The Conversion of Formamides into Formamidines

10.1021/ja01644a034

The study investigates the synthesis of various formamidines and their derivatives using different chemical reactions and methods. Key chemicals involved include formic acid, various amines (such as n-octylamine, di-n-butylamine, and aniline), phosphorus pentachloride, and formanilides. These chemicals play crucial roles in the formation of formamidines through condensation reactions, interactions in the presence of chlorinating agents, and other synthetic processes. The study explores the preparation of disubstituted, heterodisubstituted, and trisubstituted formamidines, as well as their hydrochlorides and other derivatives. The research also examines the stability, hydrolysis, and qualitative testing of these compounds, providing insights into their chemical properties and potential applications.

REACTIVITY OF ADDUCTS OF ALKENES WITH PHOSPHORUS PENTACHLORIDE

10.1007/BF00961622

One study investigates the synthesis and reactivity of geminal bis(fluorosulfonyl)-containing compounds, demonstrating their ability to eliminate the fluorosulfonyl group when treated with nucleophilic reagents.
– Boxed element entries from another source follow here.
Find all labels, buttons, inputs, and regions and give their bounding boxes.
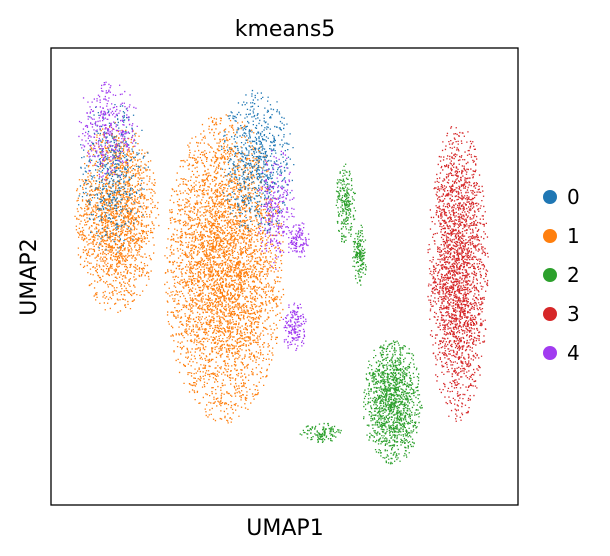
cluster-4-points [282,302,307,351]
legend-label-1: 1 [567,224,580,248]
cluster-4-points [288,222,310,258]
cluster-0-group-4 [221,89,295,234]
legend: 0 1 2 3 4 [543,185,580,365]
legend-marker-3 [543,307,557,321]
cluster-0-group-1 [78,104,149,253]
cluster-2-group-8 [335,163,357,243]
scatter-points [74,81,489,465]
cluster-1-group-0 [74,121,160,314]
legend-label-3: 3 [567,302,580,326]
legend-marker-0 [543,190,557,204]
cluster-1-points [74,121,160,314]
cluster-2-points [363,340,423,465]
cluster-2-group-11 [299,422,342,443]
cluster-0-points [221,89,295,234]
cluster-4-group-7 [288,222,310,258]
cluster-3-group-12 [427,126,489,422]
cluster-4-group-2 [78,81,138,181]
chart-title: kmeans5 [235,17,336,42]
legend-label-2: 2 [567,263,580,287]
cluster-2-group-10 [363,340,423,465]
cluster-1-group-3 [164,114,285,424]
legend-label-4: 4 [567,341,580,365]
cluster-4-group-5 [258,150,295,270]
cluster-1-points [164,114,285,424]
y-axis-label: UMAP2 [17,238,42,315]
legend-label-0: 0 [567,185,580,209]
plot-frame [50,47,519,506]
legend-marker-4 [543,346,557,360]
cluster-2-points [352,224,367,286]
cluster-2-group-9 [352,224,367,286]
x-axis-label: UMAP1 [246,516,323,541]
cluster-2-points [335,163,357,243]
cluster-4-group-6 [282,302,307,351]
cluster-2-points [299,422,342,443]
cluster-4-points [78,81,138,181]
legend-marker-1 [543,229,557,243]
cluster-4-points [258,150,295,270]
cluster-0-points [78,104,149,253]
cluster-3-points [427,126,489,422]
legend-marker-2 [543,268,557,282]
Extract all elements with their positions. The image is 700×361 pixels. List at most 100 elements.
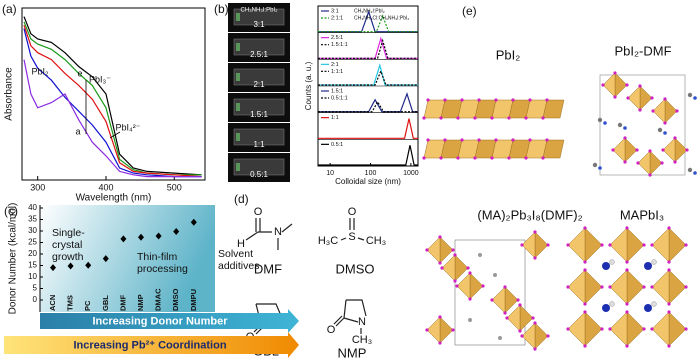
ratio-label: 1.5:1 [250,110,268,119]
x-tick-label: DMPU [189,289,198,311]
iodide [528,98,532,102]
iodide [667,344,671,348]
legend-label: 2:1:1 [331,15,343,21]
vial [233,68,285,86]
iodide [426,98,430,102]
iodide [625,260,629,264]
size-distribution [318,63,418,86]
size-distribution [318,14,418,33]
iodide [675,109,679,113]
iodide [667,302,671,306]
iodide [651,109,655,113]
iodide [524,156,528,160]
glare [236,103,240,111]
iodide [481,284,485,288]
iodide [600,243,604,247]
molecule-atom [468,318,472,322]
legend-label: 1.5:1 [331,88,343,94]
solvent-atom [693,96,697,100]
annotation: Thin-film [137,251,178,263]
octahedron [426,236,441,264]
iodide [505,316,509,320]
iodide [451,248,455,252]
octahedron [567,311,586,347]
cation [602,304,610,312]
ratio-label: 2:1 [253,80,265,89]
x-tick-label: NMP [136,294,145,311]
iodide [533,256,537,260]
panel-label: (e) [462,4,477,18]
x-tick-label: PC [83,300,92,311]
iodide [642,285,646,289]
molecule-nmp: O N CH₃ NMP [327,299,372,360]
annotation: Solvent [218,248,253,260]
vial [233,158,285,176]
solvent-atom [693,171,697,175]
panel-label: (c) [4,204,18,218]
arrow [4,332,299,358]
y-tick-label: 30 [28,226,37,235]
octahedron [668,269,687,305]
molecule-name: DMSO [336,261,375,276]
atom-label: O [254,206,263,218]
glare [236,163,240,171]
iodide [642,243,646,247]
y-axis-label: Donor Number (kcal/mol) [8,203,19,315]
iodide [660,161,664,165]
annotation: additives [218,260,259,272]
iodide [439,116,443,120]
iodide [520,334,524,338]
iodide [533,230,537,234]
iodide [518,329,522,333]
x-axis-label: Colloidal size (nm) [335,177,401,186]
y-tick-label: 40 [28,203,37,212]
iodide [685,148,689,152]
annotation: PbI₂ [31,66,49,76]
x-tick-label: DMF [118,294,127,311]
cation [644,304,652,312]
iodide [468,271,472,275]
iodide [477,138,481,142]
octahedron [456,272,471,300]
iodide [650,327,654,331]
iodide [613,71,617,75]
unit-cell [599,74,686,176]
legend-label: 0.5:1:1 [331,95,348,101]
atom-label: O [327,324,336,336]
arrow-label: Increasing Pb²⁺ Coordination [73,339,226,351]
octahedron [637,150,651,176]
iodide [518,303,522,307]
iodide [625,302,629,306]
iodide [684,285,688,289]
annotation-arrow [109,131,121,139]
octahedron [626,311,645,347]
size-distribution [318,100,418,113]
octahedron [441,254,456,282]
solvent-atom [597,117,603,123]
iodide [601,83,605,87]
solvent-atom [663,131,667,135]
iodide [663,97,667,101]
glare [236,43,240,51]
iodide [422,116,426,120]
iodide [507,116,511,120]
iodide [507,156,511,160]
iodide [613,95,617,99]
y-axis-label: Counts (a. u.) [304,61,313,110]
molecule-atom [498,336,502,340]
iodide [438,315,442,319]
iodide [667,310,671,314]
iodide [583,260,587,264]
iodide [566,285,570,289]
cation [644,262,652,270]
ratio-label: 3:1 [253,20,265,29]
annotation: PbI₃⁻ [89,74,111,84]
structure-label: (MA)₂Pb₃I₈(DMF)₂ [477,207,582,222]
octahedron [521,322,536,350]
spectrum-line [23,16,202,176]
octahedron [651,227,670,263]
iodide [546,243,550,247]
iodide [663,121,667,125]
cation [602,262,610,270]
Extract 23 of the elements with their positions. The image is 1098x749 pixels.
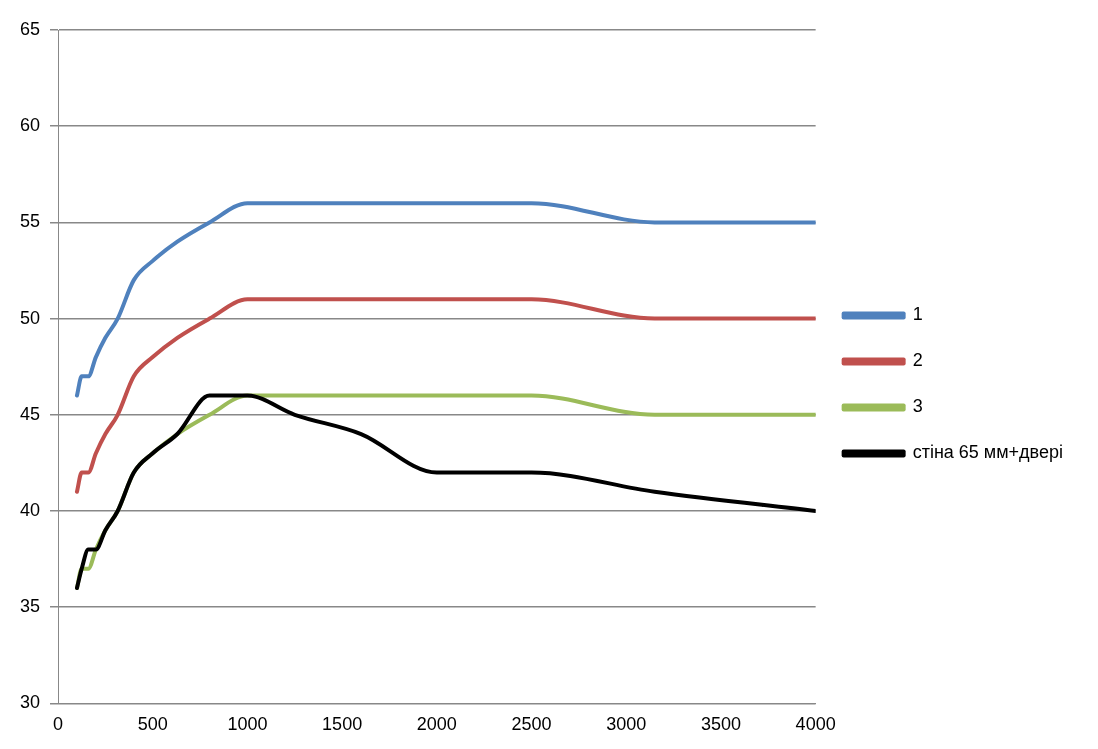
y-tick-label: 60 — [19, 115, 41, 136]
x-tick-label: 4000 — [795, 714, 836, 735]
legend-label: стіна 65 мм+двері — [912, 442, 1064, 463]
y-tick-label: 30 — [19, 692, 41, 713]
legend-label: 2 — [912, 350, 923, 371]
y-tick-label: 45 — [19, 403, 41, 424]
x-tick-label: 2000 — [416, 714, 457, 735]
legend-label: 3 — [912, 396, 923, 417]
y-tick-label: 55 — [19, 211, 41, 232]
line-series — [74, 297, 816, 494]
y-tick-label: 40 — [19, 499, 41, 520]
legend-label: 1 — [912, 304, 923, 325]
x-tick-label: 1500 — [322, 714, 363, 735]
y-tick-label: 50 — [19, 307, 41, 328]
y-tick-label: 35 — [19, 596, 41, 617]
x-tick-label: 0 — [53, 714, 64, 735]
x-tick-label: 3500 — [700, 714, 741, 735]
x-tick-label: 1000 — [227, 714, 268, 735]
x-tick-label: 2500 — [511, 714, 552, 735]
line-series — [74, 201, 816, 398]
x-tick-label: 3000 — [606, 714, 647, 735]
x-tick-label: 500 — [137, 714, 168, 735]
y-tick-label: 65 — [19, 18, 41, 39]
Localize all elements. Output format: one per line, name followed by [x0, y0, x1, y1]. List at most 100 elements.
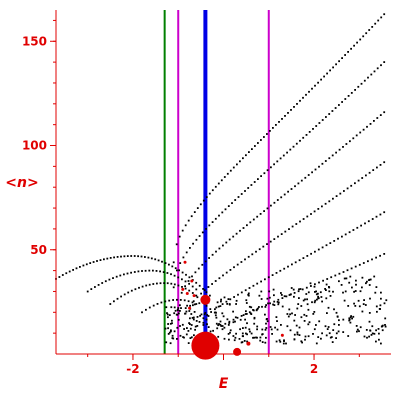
data-point: [290, 287, 293, 289]
data-point: [338, 280, 340, 283]
data-point: [166, 313, 169, 316]
data-point: [350, 267, 353, 270]
data-point: [185, 333, 188, 336]
data-point: [379, 304, 382, 307]
data-point: [152, 304, 155, 307]
data-point: [267, 276, 270, 279]
data-point: [273, 238, 276, 240]
data-point: [307, 335, 310, 338]
data-point: [180, 291, 183, 294]
data-point: [365, 329, 368, 331]
data-point: [304, 176, 307, 179]
data-point: [253, 316, 256, 319]
highlight-point: [212, 346, 216, 350]
data-point: [318, 122, 321, 124]
data-point: [344, 98, 347, 100]
data-point: [266, 169, 269, 172]
data-point: [303, 320, 306, 322]
data-point: [344, 54, 346, 56]
data-point: [197, 267, 200, 270]
data-point: [376, 310, 378, 313]
data-point: [259, 339, 262, 342]
data-point: [115, 275, 118, 278]
data-point: [354, 290, 357, 292]
data-point: [326, 328, 329, 330]
data-point: [329, 336, 332, 339]
data-point: [280, 294, 283, 296]
data-point: [192, 316, 195, 319]
data-point: [339, 192, 342, 195]
data-point: [148, 283, 151, 286]
highlight-point: [181, 287, 185, 291]
data-point: [86, 290, 89, 293]
data-point: [318, 320, 321, 323]
data-point: [383, 161, 386, 164]
data-point: [345, 143, 348, 145]
data-point: [313, 311, 316, 313]
data-point: [383, 211, 386, 214]
data-point: [198, 321, 201, 323]
data-point: [205, 318, 208, 321]
data-point: [168, 299, 171, 302]
data-point: [320, 78, 322, 81]
data-point: [202, 199, 205, 202]
data-point: [298, 259, 301, 262]
data-point: [347, 51, 349, 53]
data-point: [209, 330, 212, 333]
data-point: [232, 166, 235, 169]
data-point: [304, 335, 307, 338]
data-point: [346, 187, 349, 190]
data-point: [356, 328, 359, 331]
data-point: [234, 336, 237, 339]
data-point: [384, 324, 386, 326]
data-point: [366, 125, 368, 128]
data-point: [164, 300, 167, 303]
data-point: [228, 322, 231, 324]
data-point: [120, 295, 122, 298]
data-point: [270, 204, 272, 207]
data-point: [271, 333, 273, 335]
data-point: [300, 316, 303, 319]
y-tick-label: 150: [22, 34, 47, 48]
data-point: [152, 283, 155, 285]
data-point: [298, 297, 300, 299]
data-point: [286, 313, 289, 315]
data-point: [269, 130, 271, 132]
data-point: [365, 282, 367, 285]
data-point: [198, 235, 201, 237]
data-point: [252, 218, 255, 221]
data-point: [224, 208, 227, 211]
data-point: [312, 313, 315, 315]
data-point: [248, 311, 251, 314]
data-point: [215, 306, 218, 309]
data-point: [181, 229, 184, 232]
data-point: [245, 313, 248, 315]
data-point: [181, 271, 184, 274]
data-point: [332, 66, 334, 69]
data-point: [265, 327, 268, 329]
data-point: [228, 238, 231, 241]
data-point: [368, 312, 371, 314]
data-point: [161, 260, 163, 263]
data-point: [97, 284, 100, 286]
data-point: [184, 307, 187, 309]
data-point: [343, 277, 346, 280]
data-point: [373, 332, 376, 335]
data-point: [188, 276, 191, 279]
data-point: [257, 178, 259, 180]
data-point: [173, 330, 176, 333]
data-point: [224, 322, 227, 325]
data-point: [247, 293, 250, 296]
data-point: [191, 275, 193, 278]
data-point: [171, 319, 173, 322]
data-point: [189, 323, 191, 325]
data-point: [219, 305, 222, 307]
data-point: [185, 273, 187, 276]
data-point: [209, 308, 212, 310]
data-point: [344, 290, 347, 293]
data-point: [99, 259, 102, 261]
data-point: [221, 211, 224, 214]
y-tick-label: 100: [22, 139, 47, 153]
data-point: [369, 123, 372, 125]
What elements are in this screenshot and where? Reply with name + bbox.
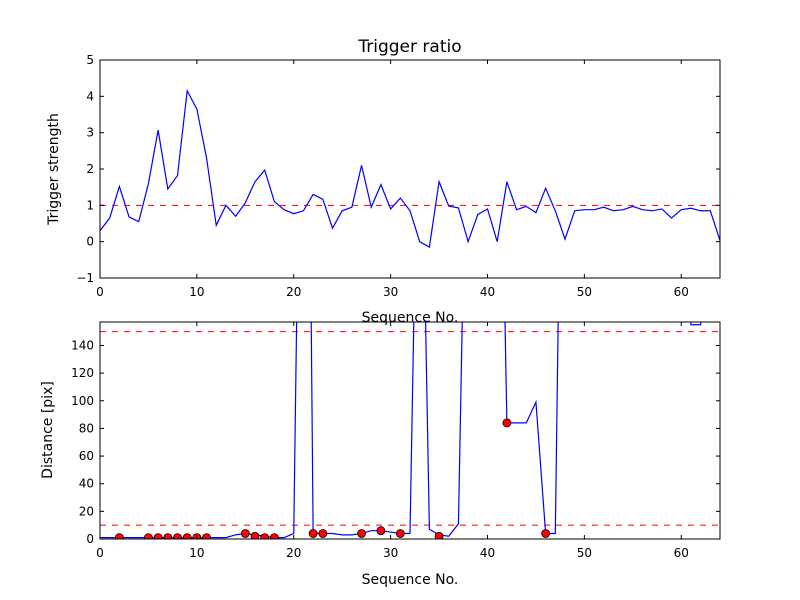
x-tick-label: 60 <box>674 285 689 299</box>
x-tick-label: 40 <box>480 285 495 299</box>
y-tick-label: 0 <box>86 532 94 546</box>
y-tick-label: 100 <box>71 394 94 408</box>
x-tick-label: 20 <box>286 546 301 560</box>
y-tick-label: 20 <box>79 504 94 518</box>
y-tick-label: 40 <box>79 477 94 491</box>
data-point-marker <box>114 533 124 539</box>
y-tick-label: 3 <box>86 126 94 140</box>
data-point-marker <box>395 529 405 538</box>
y-tick-labels: 0 20 40 60 80 100 120 140 <box>71 338 720 546</box>
data-point-marker <box>260 533 270 539</box>
data-point-marker <box>318 529 328 538</box>
x-tick-label: 10 <box>189 546 204 560</box>
x-tick-label: 10 <box>189 285 204 299</box>
plot-content <box>100 322 720 539</box>
series-line-segment <box>504 322 559 535</box>
y-tick-labels: −1 0 1 2 3 4 5 <box>76 53 720 285</box>
y-axis-label: Trigger strength <box>46 113 62 226</box>
x-axis-label: Sequence No. <box>362 310 459 326</box>
x-tick-label: 60 <box>674 546 689 560</box>
series-line-segment <box>310 322 415 536</box>
data-point-marker <box>250 531 260 539</box>
y-tick-label: 140 <box>71 338 94 352</box>
data-point-marker <box>182 533 192 539</box>
x-tick-labels: 0 10 20 30 40 50 60 <box>96 322 689 560</box>
y-tick-label: 80 <box>79 421 94 435</box>
series-line <box>100 88 720 249</box>
x-axis-label: Sequence No. <box>362 572 459 588</box>
y-tick-label: 120 <box>71 366 94 380</box>
plot-content <box>100 88 720 249</box>
x-tick-label: 40 <box>480 546 495 560</box>
y-tick-label: 1 <box>86 198 94 212</box>
data-point-marker <box>357 529 366 538</box>
data-point-marker <box>308 529 318 538</box>
axes-frame <box>99 59 721 279</box>
x-tick-label: 50 <box>577 546 592 560</box>
y-tick-label: −1 <box>76 271 94 285</box>
series-line-segment <box>690 322 702 326</box>
y-tick-label: 4 <box>86 89 94 103</box>
x-tick-label: 30 <box>383 546 398 560</box>
x-tick-label: 0 <box>96 285 104 299</box>
data-point-marker <box>163 533 173 539</box>
data-point-marker <box>376 526 386 536</box>
data-point-marker <box>202 533 211 539</box>
chart-title: Trigger ratio <box>357 37 461 57</box>
y-tick-label: 5 <box>86 53 94 67</box>
data-point-marker <box>541 529 551 538</box>
plot-area <box>100 322 720 539</box>
data-point-marker <box>269 533 279 539</box>
series-line-segment <box>424 322 463 537</box>
y-tick-label: 60 <box>79 449 94 463</box>
x-tick-label: 30 <box>383 285 398 299</box>
data-point-marker <box>434 531 444 539</box>
data-point-marker <box>502 418 512 428</box>
x-tick-labels: 0 10 20 30 40 50 60 <box>96 60 689 299</box>
axes-frame <box>99 321 721 540</box>
y-axis-label: Distance [pix] <box>40 381 56 479</box>
y-tick-label: 2 <box>86 162 94 176</box>
data-point-marker <box>144 533 153 539</box>
distance-chart: 0 10 20 30 40 50 60 0 20 40 60 80 100 120 140 Sequenc… <box>40 321 721 588</box>
plot-area <box>100 88 720 249</box>
x-tick-label: 0 <box>96 546 104 560</box>
data-point-marker <box>173 533 182 539</box>
x-tick-label: 50 <box>577 285 592 299</box>
data-point-marker <box>240 529 250 538</box>
data-point-marker <box>153 533 163 539</box>
series-line-segment <box>100 322 298 539</box>
x-tick-label: 20 <box>286 285 301 299</box>
y-tick-label: 0 <box>86 235 94 249</box>
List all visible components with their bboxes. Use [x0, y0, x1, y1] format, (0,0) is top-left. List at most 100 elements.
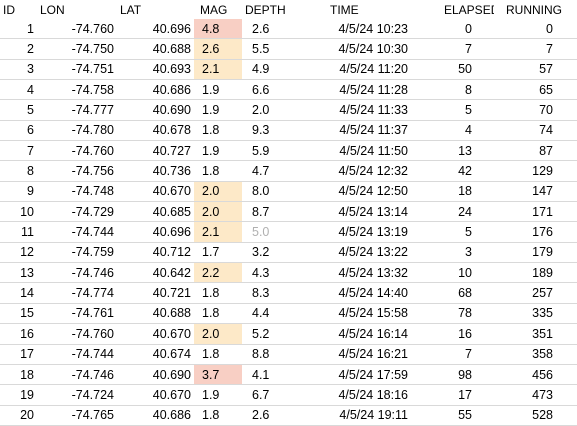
- cell-id[interactable]: 15: [0, 303, 37, 325]
- cell-running[interactable]: 351: [494, 323, 577, 345]
- cell-lat[interactable]: 40.688: [117, 303, 194, 325]
- cell-lon[interactable]: -74.765: [37, 405, 117, 426]
- cell-time[interactable]: 4/5/24 17:59: [298, 364, 414, 386]
- cell-depth[interactable]: 6.7: [242, 384, 298, 406]
- cell-lat[interactable]: 40.686: [117, 405, 194, 426]
- cell-lat[interactable]: 40.712: [117, 242, 194, 264]
- cell-elapsed[interactable]: 18: [414, 181, 494, 203]
- cell-depth[interactable]: 4.4: [242, 303, 298, 325]
- cell-running[interactable]: 189: [494, 262, 577, 284]
- cell-lon[interactable]: -74.729: [37, 201, 117, 223]
- cell-lon[interactable]: -74.774: [37, 282, 117, 304]
- cell-mag[interactable]: 2.0: [194, 181, 242, 203]
- table-row[interactable]: 11 -74.744 40.696 2.1 5.0 4/5/24 13:19 5 176: [0, 221, 577, 243]
- cell-elapsed[interactable]: 7: [414, 38, 494, 60]
- cell-elapsed[interactable]: 3: [414, 242, 494, 264]
- cell-id[interactable]: 20: [0, 405, 37, 426]
- cell-lon[interactable]: -74.760: [37, 140, 117, 162]
- cell-lat[interactable]: 40.736: [117, 160, 194, 182]
- table-row[interactable]: 3 -74.751 40.693 2.1 4.9 4/5/24 11:20 50 57: [0, 59, 577, 81]
- table-row[interactable]: 4 -74.758 40.686 1.9 6.6 4/5/24 11:28 8 65: [0, 79, 577, 101]
- cell-elapsed[interactable]: 50: [414, 59, 494, 81]
- cell-running[interactable]: 57: [494, 59, 577, 81]
- cell-lat[interactable]: 40.685: [117, 201, 194, 223]
- cell-lon[interactable]: -74.746: [37, 364, 117, 386]
- cell-lon[interactable]: -74.758: [37, 79, 117, 101]
- cell-lat[interactable]: 40.690: [117, 99, 194, 121]
- cell-time[interactable]: 4/5/24 12:32: [298, 160, 414, 182]
- cell-depth[interactable]: 2.0: [242, 99, 298, 121]
- cell-depth[interactable]: 6.6: [242, 79, 298, 101]
- cell-depth[interactable]: 2.6: [242, 405, 298, 426]
- cell-depth[interactable]: 2.6: [242, 19, 298, 40]
- cell-mag[interactable]: 1.9: [194, 79, 242, 101]
- cell-running[interactable]: 335: [494, 303, 577, 325]
- cell-id[interactable]: 12: [0, 242, 37, 264]
- cell-running[interactable]: 257: [494, 282, 577, 304]
- cell-id[interactable]: 4: [0, 79, 37, 101]
- cell-running[interactable]: 0: [494, 19, 577, 40]
- table-row[interactable]: 5 -74.777 40.690 1.9 2.0 4/5/24 11:33 5 70: [0, 99, 577, 121]
- cell-elapsed[interactable]: 98: [414, 364, 494, 386]
- cell-mag[interactable]: 1.9: [194, 99, 242, 121]
- table-row[interactable]: 13 -74.746 40.642 2.2 4.3 4/5/24 13:32 10 189: [0, 262, 577, 284]
- cell-time[interactable]: 4/5/24 13:14: [298, 201, 414, 223]
- cell-mag[interactable]: 1.8: [194, 282, 242, 304]
- cell-lon[interactable]: -74.724: [37, 384, 117, 406]
- cell-depth[interactable]: 8.7: [242, 201, 298, 223]
- cell-mag[interactable]: 2.0: [194, 201, 242, 223]
- cell-time[interactable]: 4/5/24 11:33: [298, 99, 414, 121]
- table-row[interactable]: 18 -74.746 40.690 3.7 4.1 4/5/24 17:59 98 456: [0, 364, 577, 386]
- table-row[interactable]: 20 -74.765 40.686 1.8 2.6 4/5/24 19:11 55 528: [0, 405, 577, 426]
- cell-mag[interactable]: 1.8: [194, 344, 242, 365]
- cell-id[interactable]: 1: [0, 19, 37, 40]
- cell-lon[interactable]: -74.744: [37, 221, 117, 243]
- cell-elapsed[interactable]: 0: [414, 19, 494, 40]
- cell-id[interactable]: 17: [0, 344, 37, 365]
- cell-mag[interactable]: 4.8: [194, 19, 242, 40]
- cell-elapsed[interactable]: 4: [414, 120, 494, 142]
- cell-depth[interactable]: 5.9: [242, 140, 298, 162]
- cell-running[interactable]: 74: [494, 120, 577, 142]
- cell-running[interactable]: 147: [494, 181, 577, 203]
- cell-depth[interactable]: 5.0: [242, 221, 298, 243]
- cell-depth[interactable]: 8.0: [242, 181, 298, 203]
- column-header-id[interactable]: ID: [3, 2, 15, 17]
- cell-id[interactable]: 19: [0, 384, 37, 406]
- cell-id[interactable]: 11: [0, 221, 37, 243]
- cell-time[interactable]: 4/5/24 10:30: [298, 38, 414, 60]
- cell-elapsed[interactable]: 17: [414, 384, 494, 406]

Another study examines the effect of solvents on the reactions of alkene-2PCI5 adducts with nucleophilic reagents, finding that the nature of the solvent, temperature, and the structure of the alkene significantly influence the reaction outcomes, leading to either dephosphorylation or the formation of phosphorylated products. Additionally, the research explores the reactions of dimethyl phosphite and monomethyl phenylphosphonite with 2-methyl-3,4,5-triphenylcyclopentadienone, revealing regiospecific formation of ?-phosphonoketones under certain conditions. The study provides insights into the mechanisms and conditions that govern these reactions, supported by spectral data and chemical transformations.